Дело в том, что, пока шли споры, Фауль пытался пролезть меж графских ног. Совсем так ненавязчиво, совсем так, знаете ли, застенчиво… Однако, увы, попытка оказалась неудачной.
Нет-нет, кот не пострадал! Но ноги графа устоять не сумели: его сиятельство споткнулись, перекувыркнулись через голову, а зеленый порошок рассыпался по каменным ступенькам.
Пока граф катился вниз по лестнице, девочки и кот торопливо бежали вверх…
Кажется, оторвались… Кажется, оторвались… Тяжело дыша, уже не в силах бежать, девочки шли вперед.
Звуков погони не было слышно. Но впереди — тупик.

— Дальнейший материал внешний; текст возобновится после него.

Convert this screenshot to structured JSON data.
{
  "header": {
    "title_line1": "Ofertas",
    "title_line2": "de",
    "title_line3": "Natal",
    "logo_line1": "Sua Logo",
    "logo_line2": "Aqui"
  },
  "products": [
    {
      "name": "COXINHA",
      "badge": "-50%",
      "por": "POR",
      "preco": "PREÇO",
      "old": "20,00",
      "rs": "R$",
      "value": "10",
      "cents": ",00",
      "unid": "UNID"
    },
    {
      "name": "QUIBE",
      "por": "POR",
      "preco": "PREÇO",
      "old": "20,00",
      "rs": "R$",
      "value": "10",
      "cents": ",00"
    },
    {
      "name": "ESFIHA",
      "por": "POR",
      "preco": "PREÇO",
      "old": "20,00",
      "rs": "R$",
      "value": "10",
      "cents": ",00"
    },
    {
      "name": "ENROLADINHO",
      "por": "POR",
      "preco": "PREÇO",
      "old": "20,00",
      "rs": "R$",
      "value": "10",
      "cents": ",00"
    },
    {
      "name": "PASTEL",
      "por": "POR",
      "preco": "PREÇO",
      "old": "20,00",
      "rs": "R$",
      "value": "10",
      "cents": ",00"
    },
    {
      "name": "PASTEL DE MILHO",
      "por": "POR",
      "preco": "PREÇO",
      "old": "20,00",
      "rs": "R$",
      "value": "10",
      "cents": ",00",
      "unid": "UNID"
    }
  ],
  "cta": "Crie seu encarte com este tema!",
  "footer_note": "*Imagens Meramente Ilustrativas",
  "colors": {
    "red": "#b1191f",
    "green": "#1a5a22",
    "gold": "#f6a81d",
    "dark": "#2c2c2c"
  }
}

И дальше идти некуда. То есть абсолютно: коридор заканчивался одинокой запертой дверью.
— К-как ты д-думаешь, они нас п-потеряли? — спросила Эвелина, изо всех сил нажимая на ручку двери.
— С-с… уверенностью… с-с… уверенностью могу сказать, что п-потеряли, — отвечала служанка.
Снова и снова Эвелина нажимала на ручку двери. Но нажимай, не нажимай — если дверь заперта, то…
Какое-то время стояли, прислушиваясь. В коридоре царила гробовая тишина. И прижавшись к Марион, Эвелина прошептала:
— Ты знаешь… в приюте, где я жила… там было так уютно. А матушка Молотильник — это необыкновенная женщина. Душевная, милая…
— Не может быть! — удивлялась Марион. — А я думала, милее моей мачехи нет никого на свете!
Разговор прервал Фауль. Он вдруг выгнулся, зашипел, а шерсть на спине его встала дыбом. Ох, явно кот что-то чувствовал!
— Ах! — вздрогнула Эвелина, прислушиваясь.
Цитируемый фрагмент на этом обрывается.